Whether or not one believes in hypnosis
, the mere mentioning of the word instantly conjures up images of men squawking like chickens at the snap of the hypnotist's fingers, or a mesmerized patient revealing their deepest, most hidden secrets. Perhaps the most well known "symptom" of hypnosis, as portrayed in modern pop culture like movies, cartoons and television shows, is the zombie-like empty stare through glazed eyes. A recent effort from a large group of researchers has shown that this glazed stare could actually be proof of a hypnotic state being possible.Details of the Study
The study, which was published in the online journal PLoS ONE
, was a combined effort of several groups of researchers from the University of Turku and Aalto University in Finland, and the University of Skövde in Sweden. For the study, very highly hypnotizable participants (who could be hypnotized and de-hypnotized with one-word cues) were used. The ease of hypnosis enabled the subjects to switch between a hypnotic state and a normal state in just seconds.
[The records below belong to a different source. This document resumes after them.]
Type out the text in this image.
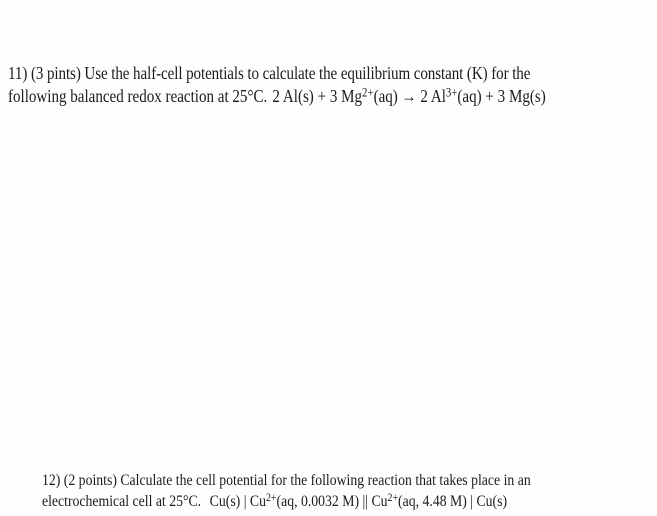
11) (3 pints) Use the half-cell potentials to calculate the equilibrium constant (K) for the
following balanced redox reaction at 25°C. 2 Al(s) + 3 $Mg^{2+}(aq) \to 2$ $Al^{3+}(aq) + 3$ Mg(s)

12) (2 points) Calculate the cell potential for the following reaction that takes place in an
electrochemical cell at 25°C. Cu(s) | $Cu^{2+}(aq$, 0.0032 M) || $Cu^{2+}(aq$, 4.48 M) | Cu(s)
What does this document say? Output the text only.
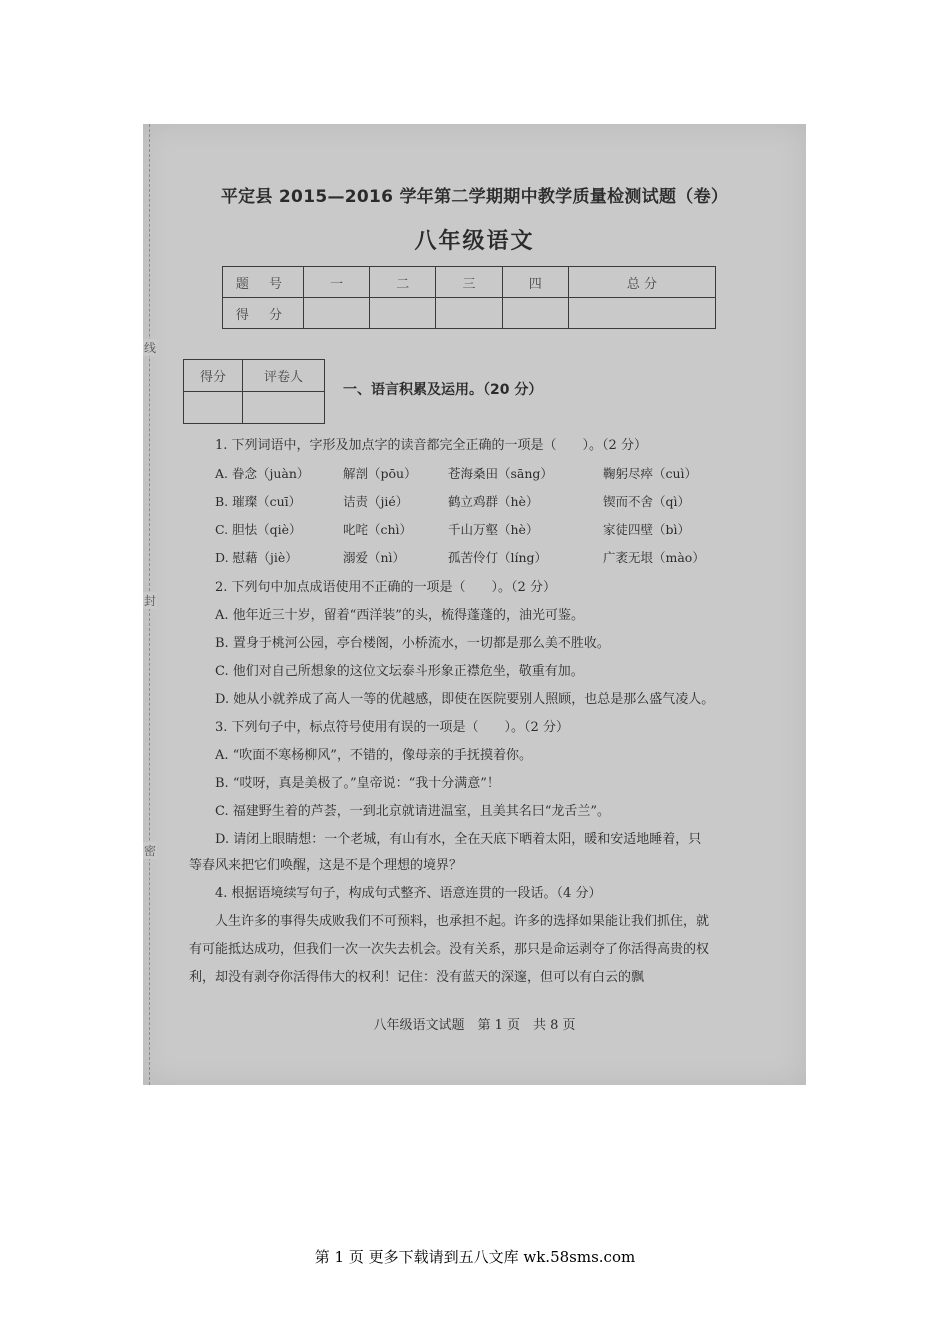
线
封
密
平定县 2015—2016 学年第二学期期中教学质量检测试题（卷）
八年级语文
题 号	一	二	三	四	总 分
得 分					
得分	评卷人

一、语言积累及运用。（20 分）
1. 下列词语中，字形及加点字的读音都完全正确的一项是（　　）。（2 分）
A. 眷念（juàn）	解剖（pōu）	苍海桑田（sāng）	鞠躬尽瘁（cuì）
B. 璀璨（cuī）	诘责（jié）	鹤立鸡群（hè）	锲而不舍（qì）
C. 胆怯（qiè）	叱咤（chì）	千山万壑（hè）	家徒四壁（bì）
D. 慰藉（jiè）	溺爱（nì）	孤苦伶仃（líng）	广袤无垠（mào）
2. 下列句中加点成语使用不正确的一项是（　　）。（2 分）
A. 他年近三十岁，留着“西洋装”的头，梳得蓬蓬的，油光可鉴。
B. 置身于桃河公园，亭台楼阁，小桥流水，一切都是那么美不胜收。
C. 他们对自己所想象的这位文坛泰斗形象正襟危坐，敬重有加。
D. 她从小就养成了高人一等的优越感，即使在医院要别人照顾，也总是那么盛气凌人。
3. 下列句子中，标点符号使用有误的一项是（　　）。（2 分）
A. “吹面不寒杨柳风”，不错的，像母亲的手抚摸着你。
B. “哎呀，真是美极了。”皇帝说：“我十分满意”！
C. 福建野生着的芦荟，一到北京就请进温室，且美其名曰“龙舌兰”。
D. 请闭上眼睛想：一个老城，有山有水，全在天底下晒着太阳，暖和安适地睡着，只
等春风来把它们唤醒，这是不是个理想的境界？
4. 根据语境续写句子，构成句式整齐、语意连贯的一段话。（4 分）
人生许多的事得失成败我们不可预料，也承担不起。许多的选择如果能让我们抓住，就
有可能抵达成功，但我们一次一次失去机会。没有关系，那只是命运剥夺了你活得高贵的权
利，却没有剥夺你活得伟大的权利！记住：没有蓝天的深邃，但可以有白云的飘
八年级语文试题　第 1 页　共 8 页
第 1 页 更多下载请到五八文库 wk.58sms.com
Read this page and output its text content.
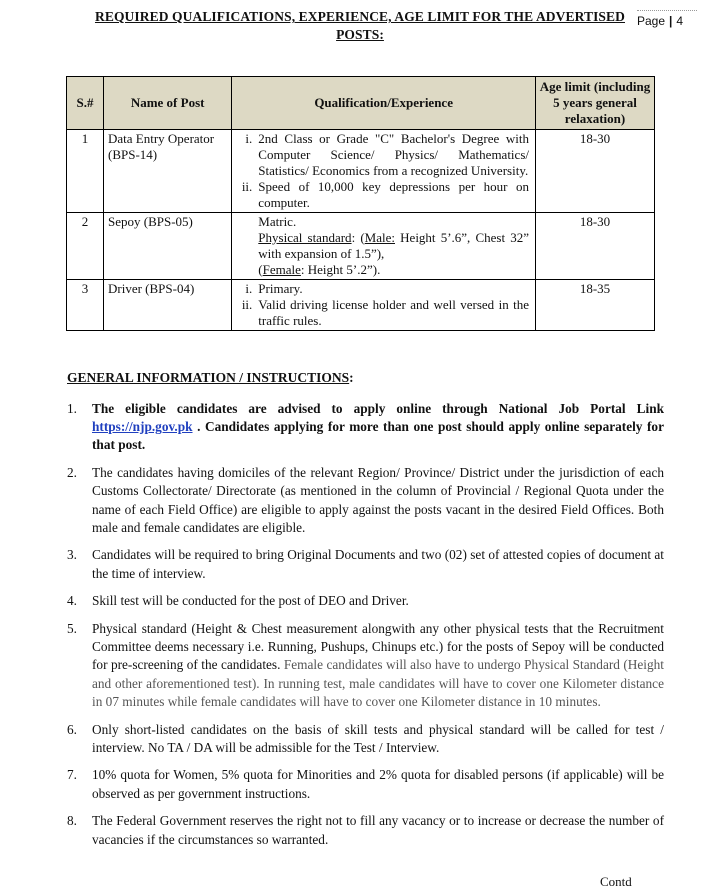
REQUIRED QUALIFICATIONS, EXPERIENCE, AGE LIMIT FOR THE ADVERTISED POSTS:
Page | 4
S.#	Name of Post	Qualification/Experience	Age limit (including 5 years general relaxation)
1	Data Entry Operator (BPS-14)	i. 2nd Class or Grade "C" Bachelor's Degree with Computer Science/ Physics/ Mathematics/ Statistics/ Economics from a recognized University.
ii. Speed of 10,000 key depressions per hour on computer.	18-30
2	Sepoy (BPS-05)	Matric.
Physical standard: (Male: Height 5’.6”, Chest 32” with expansion of 1.5”),
(Female: Height 5’.2”).	18-30
3	Driver (BPS-04)	i. Primary.
ii. Valid driving license holder and well versed in the traffic rules.	18-35
GENERAL INFORMATION / INSTRUCTIONS:
1.	The eligible candidates are advised to apply online through National Job Portal Link https://njp.gov.pk . Candidates applying for more than one post should apply online separately for that post.
2.	The candidates having domiciles of the relevant Region/ Province/ District under the jurisdiction of each Customs Collectorate/ Directorate (as mentioned in the column of Provincial / Regional Quota under the name of each Field Office) are eligible to apply against the posts vacant in the desired Field Offices. Both male and female candidates are eligible.
3.	Candidates will be required to bring Original Documents and two (02) set of attested copies of document at the time of interview.
4.	Skill test will be conducted for the post of DEO and Driver.
5.	Physical standard (Height & Chest measurement alongwith any other physical tests that the Recruitment Committee deems necessary i.e. Running, Pushups, Chinups etc.) for the posts of Sepoy will be conducted for pre-screening of the candidates. Female candidates will also have to undergo Physical Standard (Height and other aforementioned test). In running test, male candidates will have to cover one Kilometer distance in 07 minutes while female candidates will have to cover one Kilometer distance in 10 minutes.
6.	Only short-listed candidates on the basis of skill tests and physical standard will be called for test / interview. No TA / DA will be admissible for the Test / Interview.
7.	10% quota for Women, 5% quota for Minorities and 2% quota for disabled persons (if applicable) will be observed as per government instructions.
8.	The Federal Government reserves the right not to fill any vacancy or to increase or decrease the number of vacancies if the circumstances so warranted.
Contd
Using high resolution, highly sensitive eye tracking technology, the researchers presented a set of well established, widely accepted oculomotor tasks that trigger automatic eye behavior. These tasks had vastly different results for the hypnotic state compared to the normal state. Automatic reflexes and behaviors in the eyes that could not be imitated by conscious humans had measurable changes in the tests.
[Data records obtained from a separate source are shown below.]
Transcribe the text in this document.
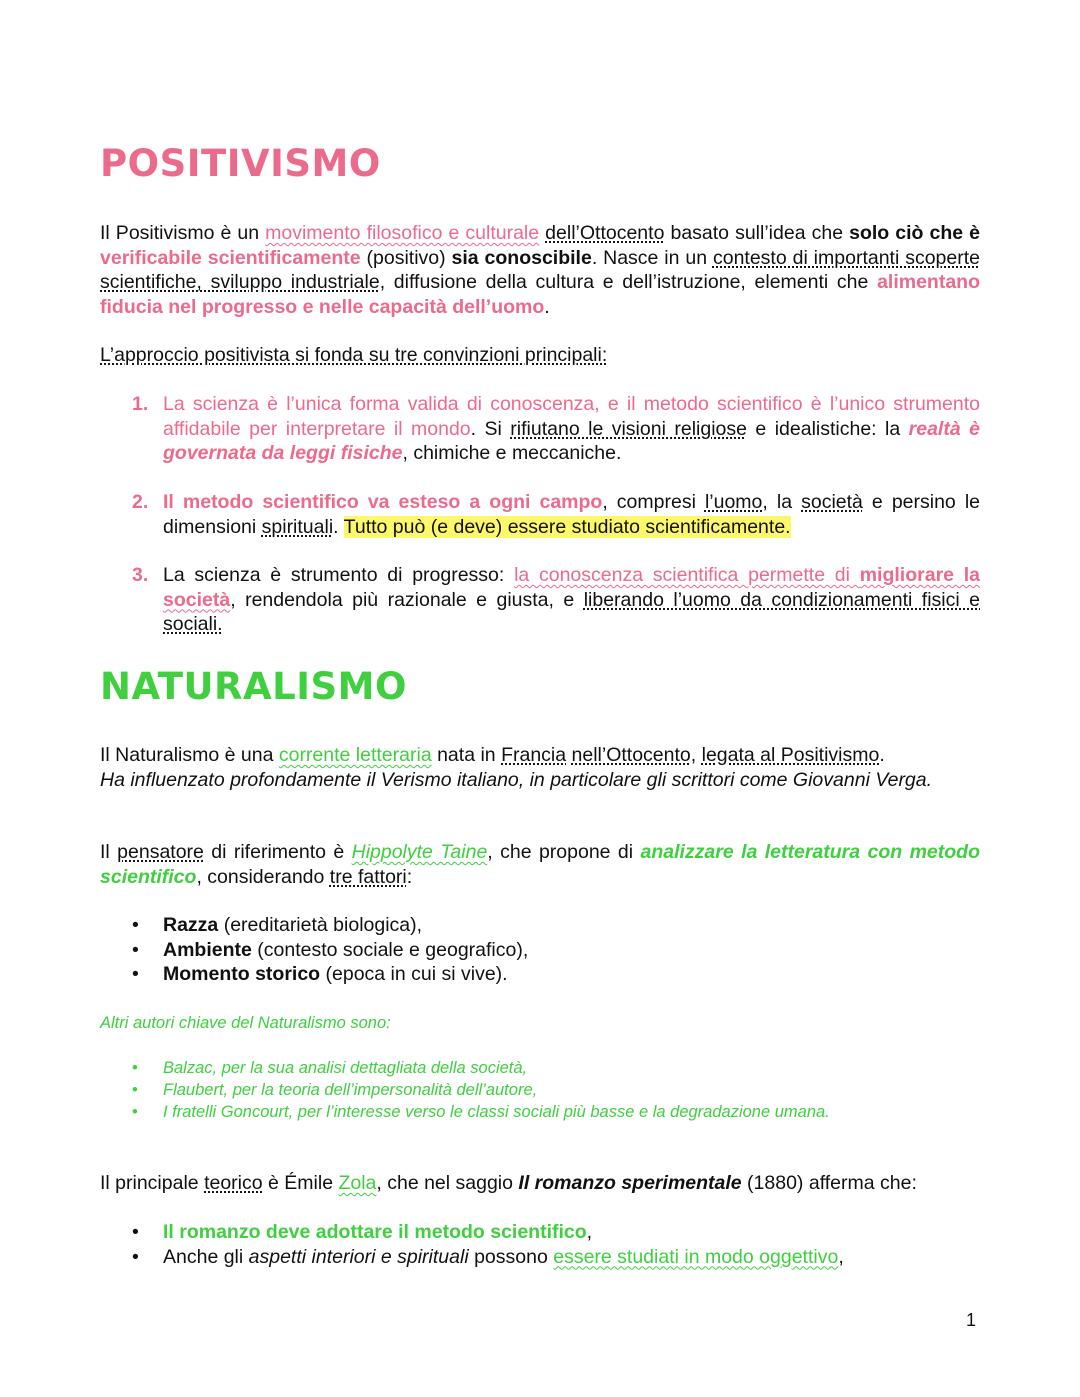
POSITIVISMO

Il Positivismo è un movimento filosofico e culturale dell’Ottocento basato sull’idea che solo ciò che è verificabile scientificamente (positivo) sia conoscibile. Nasce in un contesto di importanti scoperte scientifiche, sviluppo industriale, diffusione della cultura e dell’istruzione, elementi che alimentano fiducia nel progresso e nelle capacità dell’uomo.

L’approccio positivista si fonda su tre convinzioni principali:

1. La scienza è l’unica forma valida di conoscenza, e il metodo scientifico è l’unico strumento affidabile per interpretare il mondo. Si rifiutano le visioni religiose e idealistiche: la realtà è governata da leggi fisiche, chimiche e meccaniche.
2. Il metodo scientifico va esteso a ogni campo, compresi l’uomo, la società e persino le dimensioni spirituali. Tutto può (e deve) essere studiato scientificamente.
3. La scienza è strumento di progresso: la conoscenza scientifica permette di migliorare la società, rendendola più razionale e giusta, e liberando l’uomo da condizionamenti fisici e sociali.
NATURALISMO

Il Naturalismo è una corrente letteraria nata in Francia nell’Ottocento, legata al Positivismo.
Ha influenzato profondamente il Verismo italiano, in particolare gli scrittori come Giovanni Verga.

Il pensatore di riferimento è Hippolyte Taine, che propone di analizzare la letteratura con metodo scientifico, considerando tre fattori:

• Razza (ereditarietà biologica),
• Ambiente (contesto sociale e geografico),
• Momento storico (epoca in cui si vive).

Altri autori chiave del Naturalismo sono:

• Balzac, per la sua analisi dettagliata della società,
• Flaubert, per la teoria dell’impersonalità dell’autore,
• I fratelli Goncourt, per l’interesse verso le classi sociali più basse e la degradazione umana.

Il principale teorico è Émile Zola, che nel saggio Il romanzo sperimentale (1880) afferma che:

• Il romanzo deve adottare il metodo scientifico,
• Anche gli aspetti interiori e spirituali possono essere studiati in modo oggettivo,
1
The results of the study could have large consequences for psychology and cognitive neuroscience. It provides the first evidence of the existence of a conscious state of mind in humans that, before now, has not been scientifically confirmed.
Is the Controversy Over?
For over 100 years, hypnosis was a controversial topic in the fields of psychology, neurology and psychiatry. Skeptics argue that hypnosis is just a magic trick, and have debated over the existence of a hypnotic state. Because evidence of a true hypnotic state has never been presented, many researchers and officials in the neuroscience fields still believe the hypnotic state to be a myth.
However, this study's results could help shed some light on a new conscious state in humans, and thus pave the way for hypnosis to gain credibility in the science community.